Quatre hommes comparaissent pour leur implication dans les événements ayant conduit à l’assassinat de Samuel Paty, tué à la sortie de son établissement scolaire en octobre 2020. Deux d’entre eux sont accusés d’avoir fourni des armes à l’auteur des faits. Les deux autres, un parent d’élève et un prédicateur, sont jugés pour leur rôle dans la campagne de diffamation et de haine qui a précédé le drame. L’un avait relayé des accusations infondées, l’autre avait produit et diffusé des vidéos virulentes ciblant le professeur.

L’audience a été marquée par des passes d’armes sur la manière dont Samuel Paty avait conduit son cours sur la liberté d’expression. L’avocat de l’un des prévenus a évoqué des témoignages d’élèves selon lesquels l’enseignant aurait invité les élèves musulmans à quitter la salle au moment de montrer des caricatures. Le conseil des parties civiles a dénoncé une présentation tronquée et partiale de ces déclarations. La présidente de la cour a en effet fait lire d’autres extraits où les mêmes adolescents affirmaient ne s’être nullement sentis stigmatisés et décrivaient un professeur attentif.

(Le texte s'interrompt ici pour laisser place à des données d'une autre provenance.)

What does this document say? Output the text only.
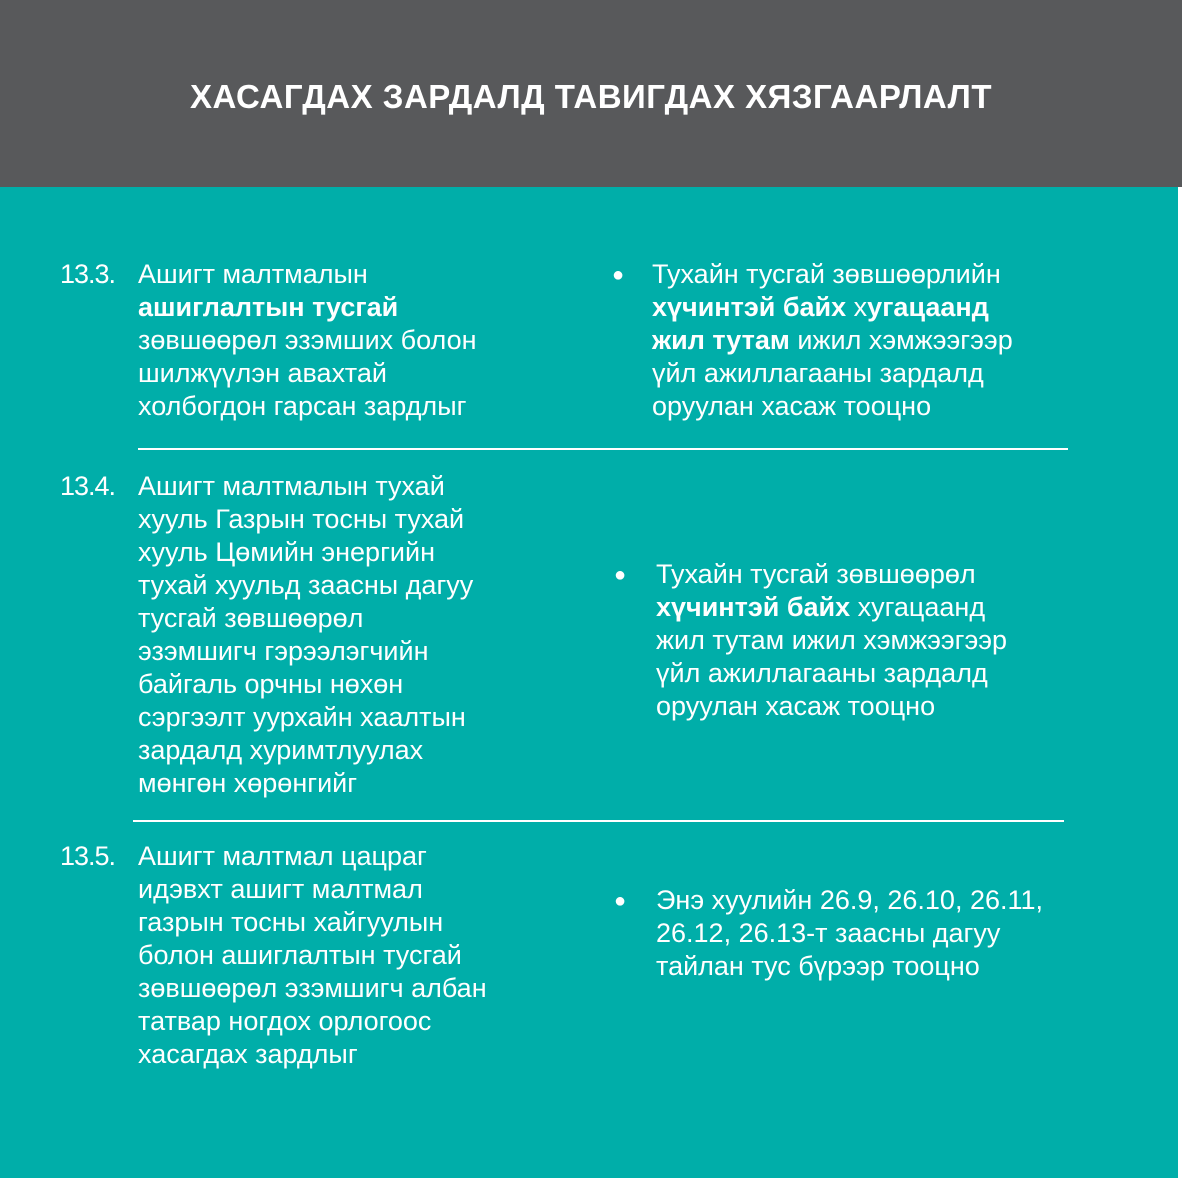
ХАСАГДАХ ЗАРДАЛД ТАВИГДАХ ХЯЗГААРЛАЛТ
13.3. Ашигт малтмалын
ашиглалтын тусгай
зөвшөөрөл эзэмших болон
шилжүүлэн авахтай
холбогдон гарсан зардлыг
● Тухайн тусгай зөвшөөрлийн
хүчинтэй байх хугацаанд
жил тутам ижил хэмжээгээр
үйл ажиллагааны зардалд
оруулан хасаж тооцно
13.4. Ашигт малтмалын тухай
хууль Газрын тосны тухай
хууль Цөмийн энергийн
тухай хуульд заасны дагуу
тусгай зөвшөөрөл
эзэмшигч гэрээлэгчийн
байгаль орчны нөхөн
сэргээлт уурхайн хаалтын
зардалд хуримтлуулах
мөнгөн хөрөнгийг
● Тухайн тусгай зөвшөөрөл
хүчинтэй байх хугацаанд
жил тутам ижил хэмжээгээр
үйл ажиллагааны зардалд
оруулан хасаж тооцно
13.5. Ашигт малтмал цацраг
идэвхт ашигт малтмал
газрын тосны хайгуулын
болон ашиглалтын тусгай
зөвшөөрөл эзэмшигч албан
татвар ногдох орлогоос
хасагдах зардлыг
● Энэ хуулийн 26.9, 26.10, 26.11,
26.12, 26.13-т заасны дагуу
тайлан тус бүрээр тооцно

La défense a tenté de nuancer son propos en reconnaissant que Samuel Paty n’était « ni raciste, ni islamophobe », tout en insistant sur les « clivages » que sa pédagogie aurait pu créer au sein de l’équipe éducative. Un autre enseignant de l’établissement a confirmé avoir exprimé à l’époque un désaccord sur la méthode, tout en refusant catégoriquement d’y voir une quelconque discrimination, évoquant plutôt une « erreur ponctuelle ». Une professeure de lettres, interrogée sur d’éventuels malaises d’élèves sur plusieurs années, a répondu par la négative.

Pour sa sœur Gaëlle, Samuel Paty était « extrêmement tolérant » et « particulièrement vigilant à ne pas heurter les sensibilités ». Selon elle, c’est précisément par souci de protection qu’il offrait à ses élèves la possibilité de détourner le regard ou de sortir momentanément. Un collègue professeur de mathématiques a rappelé que ce cours avait été dispensé à plusieurs reprises sans incident par le passé. Interrogé sur d’éventuels préjugés de la victime, il a répondu par un double démenti catégorique.

Gaëlle Paty a exprimé sa tristesse face au déroulement de certains échanges, estimant que la gravité des faits jugés semblait parfois s’effacer. Elle a appelé à ce que les débats se poursuivent avec la dignité que mérite la mémoire de son frère. Le verdict de ce procès en appel est attendu pour le 27 février.